With tighter inventories of homes for sale, buyers are finding increased competition through bidding wars. But the bidding may not be between only one or two other buyers -- more bidding wars are popping up where dozens or even hundreds of other buyers are all competing for the same property.
"The only question is not whether a new listing will get multiple bids but how many it will get," Kris Vogt, who manages Coldwell Banker offices in the Sacramento area, told CNNMoney.
For example, a home in Elk Grove, Calif., reportedly received 62 separate bids, with the final sales price more than $150,000 above its $129,000 asking price. In Cambridge, Mass., real estate brokers stopped accepting bids after the tally reached 250 bids for two condos listed at $800,000 each. The two condos ended up selling together for $2 million.

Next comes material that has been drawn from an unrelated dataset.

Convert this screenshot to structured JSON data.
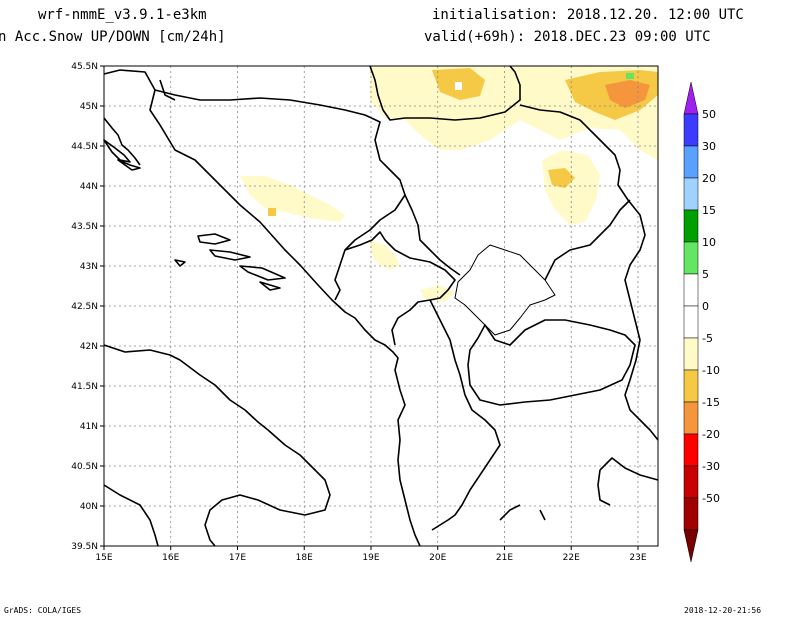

Seventy-five percent of real estate agents with the brokerage Redfin surveyed in March say their clients have faced multiple bid situations for properties -- up from 56 percent in late 2011.
Bidding wars appear to be most prevalent in California. Ninety percent of homes sold in San Francisco, Sacramento, and throughout Southern California saw multiple bids during the month, CNNMoney reports. What’s more, at least two-thirds of listings in Boston, Washington, D.C., Seattle, and New York had bidding wars for homes too.
Meanwhile, inventories of for-sale homes continues to be low. The National Association of REALTORS® reported a 19.2 percent drop in inventories year-over-year in February.